At the Icahn School of Medicine at Mount Sinai, researchers have built an AI model that thinks about genes the way ChatGPT thinks about words—understanding that meaning emerges from context. The breakthrough, published in the journal Patterns, introduces a gene set foundation model, or GSFM, that learns how genes function together by analyzing millions of gene groupings from published research and datasets, offering scientists a powerful new lens for understanding disease and discovering treatments.
The work springs from a simple but profound insight: genes rarely act alone. A single gene can behave differently depending on where and when it activates in the cell, much like a word shifts meaning from sentence to sentence. "Genes participate in multiple biological processes, forming different molecular groupings depending on where and when they are active in the cell," explains Avi Ma'ayan, Ph.D., Professor of Pharmacological Sciences and Director of the Mount Sinai Center for Bioinformatics. "Just as modern language models learn the meaning of words from context, we asked whether AI could learn the 'meaning' of genes in the same way."

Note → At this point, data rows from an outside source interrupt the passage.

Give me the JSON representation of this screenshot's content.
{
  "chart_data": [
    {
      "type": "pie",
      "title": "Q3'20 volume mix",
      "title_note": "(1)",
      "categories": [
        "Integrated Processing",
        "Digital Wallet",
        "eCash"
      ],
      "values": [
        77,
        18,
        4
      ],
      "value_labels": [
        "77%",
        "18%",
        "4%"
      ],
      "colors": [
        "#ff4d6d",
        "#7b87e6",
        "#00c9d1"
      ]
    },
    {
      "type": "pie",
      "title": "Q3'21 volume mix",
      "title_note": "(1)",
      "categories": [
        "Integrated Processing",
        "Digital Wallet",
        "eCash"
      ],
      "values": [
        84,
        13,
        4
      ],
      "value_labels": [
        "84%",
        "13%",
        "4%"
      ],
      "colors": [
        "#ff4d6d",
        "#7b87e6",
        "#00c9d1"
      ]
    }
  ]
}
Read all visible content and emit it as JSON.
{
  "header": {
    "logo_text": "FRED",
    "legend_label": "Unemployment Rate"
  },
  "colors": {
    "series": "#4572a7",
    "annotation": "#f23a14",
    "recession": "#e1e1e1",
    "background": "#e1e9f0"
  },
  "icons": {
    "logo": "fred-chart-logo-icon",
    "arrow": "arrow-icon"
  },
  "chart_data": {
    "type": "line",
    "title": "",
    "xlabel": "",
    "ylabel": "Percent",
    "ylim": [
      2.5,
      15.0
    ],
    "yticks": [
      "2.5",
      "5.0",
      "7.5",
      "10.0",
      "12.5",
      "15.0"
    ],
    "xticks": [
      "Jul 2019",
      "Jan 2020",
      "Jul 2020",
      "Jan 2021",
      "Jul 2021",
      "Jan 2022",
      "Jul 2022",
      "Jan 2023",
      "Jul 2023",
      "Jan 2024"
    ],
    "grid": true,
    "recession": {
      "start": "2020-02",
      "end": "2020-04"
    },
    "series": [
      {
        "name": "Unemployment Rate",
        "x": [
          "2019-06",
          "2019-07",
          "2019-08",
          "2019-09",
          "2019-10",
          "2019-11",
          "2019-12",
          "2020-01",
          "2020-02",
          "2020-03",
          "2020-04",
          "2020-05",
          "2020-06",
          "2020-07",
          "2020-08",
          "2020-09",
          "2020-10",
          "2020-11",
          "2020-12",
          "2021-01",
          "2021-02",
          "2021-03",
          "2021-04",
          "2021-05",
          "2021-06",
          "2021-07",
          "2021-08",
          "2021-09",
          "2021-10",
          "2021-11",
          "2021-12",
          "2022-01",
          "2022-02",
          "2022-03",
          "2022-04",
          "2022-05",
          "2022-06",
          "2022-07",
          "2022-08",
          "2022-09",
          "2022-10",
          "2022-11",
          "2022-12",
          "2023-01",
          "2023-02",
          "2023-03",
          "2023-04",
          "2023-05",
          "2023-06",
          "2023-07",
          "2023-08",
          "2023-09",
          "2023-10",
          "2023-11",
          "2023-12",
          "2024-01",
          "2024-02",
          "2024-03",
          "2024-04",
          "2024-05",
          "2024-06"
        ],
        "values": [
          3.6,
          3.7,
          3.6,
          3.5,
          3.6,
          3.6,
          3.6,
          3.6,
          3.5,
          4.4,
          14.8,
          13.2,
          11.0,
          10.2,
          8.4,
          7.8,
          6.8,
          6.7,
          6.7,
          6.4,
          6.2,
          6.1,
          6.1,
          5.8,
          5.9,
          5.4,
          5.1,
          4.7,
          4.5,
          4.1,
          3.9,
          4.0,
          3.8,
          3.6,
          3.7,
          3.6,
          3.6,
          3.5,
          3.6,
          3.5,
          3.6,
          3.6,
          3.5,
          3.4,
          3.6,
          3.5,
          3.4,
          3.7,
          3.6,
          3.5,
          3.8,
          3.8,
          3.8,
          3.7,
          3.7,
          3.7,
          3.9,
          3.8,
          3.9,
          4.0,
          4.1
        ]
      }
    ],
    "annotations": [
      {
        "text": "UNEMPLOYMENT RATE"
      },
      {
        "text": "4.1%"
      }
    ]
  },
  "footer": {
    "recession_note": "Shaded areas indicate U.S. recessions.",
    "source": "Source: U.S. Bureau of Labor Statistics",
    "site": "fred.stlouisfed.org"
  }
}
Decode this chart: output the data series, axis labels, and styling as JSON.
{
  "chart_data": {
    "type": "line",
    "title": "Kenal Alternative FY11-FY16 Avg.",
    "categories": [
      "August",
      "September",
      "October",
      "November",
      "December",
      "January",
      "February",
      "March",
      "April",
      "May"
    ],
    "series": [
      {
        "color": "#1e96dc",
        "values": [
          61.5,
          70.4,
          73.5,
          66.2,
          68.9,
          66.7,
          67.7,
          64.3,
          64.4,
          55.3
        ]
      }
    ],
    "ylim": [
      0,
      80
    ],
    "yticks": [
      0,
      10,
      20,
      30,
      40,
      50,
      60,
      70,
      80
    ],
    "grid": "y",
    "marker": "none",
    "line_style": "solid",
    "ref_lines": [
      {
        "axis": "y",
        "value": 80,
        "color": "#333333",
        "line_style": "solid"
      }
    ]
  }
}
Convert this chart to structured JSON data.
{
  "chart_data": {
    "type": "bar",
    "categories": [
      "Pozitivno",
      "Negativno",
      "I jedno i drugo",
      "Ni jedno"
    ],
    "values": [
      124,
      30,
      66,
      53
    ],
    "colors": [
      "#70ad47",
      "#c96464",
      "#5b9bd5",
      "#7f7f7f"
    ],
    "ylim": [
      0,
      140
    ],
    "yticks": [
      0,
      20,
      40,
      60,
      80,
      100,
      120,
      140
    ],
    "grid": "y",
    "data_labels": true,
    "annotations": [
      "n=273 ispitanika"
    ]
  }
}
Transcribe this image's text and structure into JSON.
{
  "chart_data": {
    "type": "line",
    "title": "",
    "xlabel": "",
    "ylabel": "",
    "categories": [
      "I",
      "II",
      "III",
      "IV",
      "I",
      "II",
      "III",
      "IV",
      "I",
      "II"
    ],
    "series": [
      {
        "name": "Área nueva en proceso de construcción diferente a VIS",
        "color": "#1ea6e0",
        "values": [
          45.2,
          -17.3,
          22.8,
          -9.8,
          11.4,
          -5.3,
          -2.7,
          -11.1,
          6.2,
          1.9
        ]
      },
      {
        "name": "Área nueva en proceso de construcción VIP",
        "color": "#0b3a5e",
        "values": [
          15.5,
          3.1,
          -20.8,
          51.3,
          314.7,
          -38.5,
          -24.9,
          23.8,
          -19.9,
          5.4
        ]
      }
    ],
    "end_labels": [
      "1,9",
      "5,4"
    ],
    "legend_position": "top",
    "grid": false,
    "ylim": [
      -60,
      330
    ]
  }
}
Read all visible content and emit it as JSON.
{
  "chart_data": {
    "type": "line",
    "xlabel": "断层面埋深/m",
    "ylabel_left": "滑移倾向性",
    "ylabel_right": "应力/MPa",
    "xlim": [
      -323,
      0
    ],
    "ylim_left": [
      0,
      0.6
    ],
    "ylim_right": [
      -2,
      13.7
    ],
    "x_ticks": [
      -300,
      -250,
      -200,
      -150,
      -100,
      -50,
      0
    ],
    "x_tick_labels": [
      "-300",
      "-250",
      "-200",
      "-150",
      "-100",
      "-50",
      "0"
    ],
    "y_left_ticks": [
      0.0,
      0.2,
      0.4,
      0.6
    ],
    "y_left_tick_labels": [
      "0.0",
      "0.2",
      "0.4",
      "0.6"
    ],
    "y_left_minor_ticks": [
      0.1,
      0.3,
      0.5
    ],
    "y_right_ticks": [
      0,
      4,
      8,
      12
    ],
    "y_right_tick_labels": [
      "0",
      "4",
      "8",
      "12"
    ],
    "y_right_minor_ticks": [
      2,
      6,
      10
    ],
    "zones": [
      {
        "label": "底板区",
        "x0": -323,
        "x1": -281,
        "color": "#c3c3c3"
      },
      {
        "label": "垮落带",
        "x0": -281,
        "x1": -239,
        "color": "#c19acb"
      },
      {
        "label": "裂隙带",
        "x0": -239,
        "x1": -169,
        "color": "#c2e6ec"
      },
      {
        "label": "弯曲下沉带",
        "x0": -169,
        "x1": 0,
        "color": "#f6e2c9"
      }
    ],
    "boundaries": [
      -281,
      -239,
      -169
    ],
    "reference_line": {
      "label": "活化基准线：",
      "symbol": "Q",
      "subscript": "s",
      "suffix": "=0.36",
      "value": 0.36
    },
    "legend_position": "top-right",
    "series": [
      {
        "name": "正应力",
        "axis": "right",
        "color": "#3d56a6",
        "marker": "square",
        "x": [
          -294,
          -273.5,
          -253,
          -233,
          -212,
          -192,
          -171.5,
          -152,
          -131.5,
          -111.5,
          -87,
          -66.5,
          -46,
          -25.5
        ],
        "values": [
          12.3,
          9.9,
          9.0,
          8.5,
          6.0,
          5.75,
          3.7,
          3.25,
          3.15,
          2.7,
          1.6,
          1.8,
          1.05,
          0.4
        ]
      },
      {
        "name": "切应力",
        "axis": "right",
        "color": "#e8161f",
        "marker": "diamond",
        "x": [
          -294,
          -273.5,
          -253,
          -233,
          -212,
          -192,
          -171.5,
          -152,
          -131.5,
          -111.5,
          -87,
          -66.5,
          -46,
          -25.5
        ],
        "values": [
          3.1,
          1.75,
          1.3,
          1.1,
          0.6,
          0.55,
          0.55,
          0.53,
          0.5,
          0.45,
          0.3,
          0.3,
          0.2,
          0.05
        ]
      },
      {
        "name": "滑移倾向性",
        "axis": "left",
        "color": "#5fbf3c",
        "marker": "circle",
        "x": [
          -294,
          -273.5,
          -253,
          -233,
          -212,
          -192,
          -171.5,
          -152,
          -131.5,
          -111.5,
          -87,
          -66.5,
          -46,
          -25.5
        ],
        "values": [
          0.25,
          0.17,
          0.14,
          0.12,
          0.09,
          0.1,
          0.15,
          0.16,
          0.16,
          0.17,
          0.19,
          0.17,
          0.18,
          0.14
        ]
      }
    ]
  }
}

To train the GSFM, Ma'ayan and his team compiled millions of gene sets from hundreds of thousands of independent research efforts—a massive, diverse collection drawn from published scientific studies and gene expression datasets. They taught the model like solving a puzzle: give it part of a gene set and ask it to predict the missing pieces. Over time, the system learned the underlying patterns describing how genes are grouped and interact across different biological contexts.
The payoff is substantial. By mapping gene relationships across many situations, the model creates a reference framework that helps scientists interpret complex data more effectively. The GSFM can identify functions of poorly understood genes without immediate lab work, highlight genes involved in disease, suggest potential drug targets and biomarkers, and provide a reusable knowledge system for many types of biomedical research. Unlike previous biological AI models that rely primarily on gene expression data, the GSFM is uniquely trained on gene sets—a different and largely underused type of biological information that allows it to integrate diverse data from many diseases, experimental methods, and research conditions.
To test its accuracy, researchers trained the model using gene sets from publications up to a cutoff date, then tested whether it could predict discoveries reported in studies published after that date. It succeeded, demonstrating the ability to identify gene-gene and gene-function relationships before they were confirmed experimentally—a validation that this new "map" of cellular gene organization actually works.
One immediate application lies in gene set enrichment analysis, a widely used method in molecular biology. By improving how scientists interpret gene groupings, the model may uncover new biological insights from both existing and future datasets. The team plans to expand the system further, combining the GSFM with other AI foundation models to generate natural-language explanations of gene functions and eventually integrate it with drug-focused AI models to predict how drugs interact with cells.
For the broader scientific community, the significance is clear: understanding how genes work together in different contexts has long remained one of biology's major unsolved questions. This new tool doesn't just answer that question—it creates a shared reference system that thousands of researchers can use to accelerate discovery across diseases and drug development.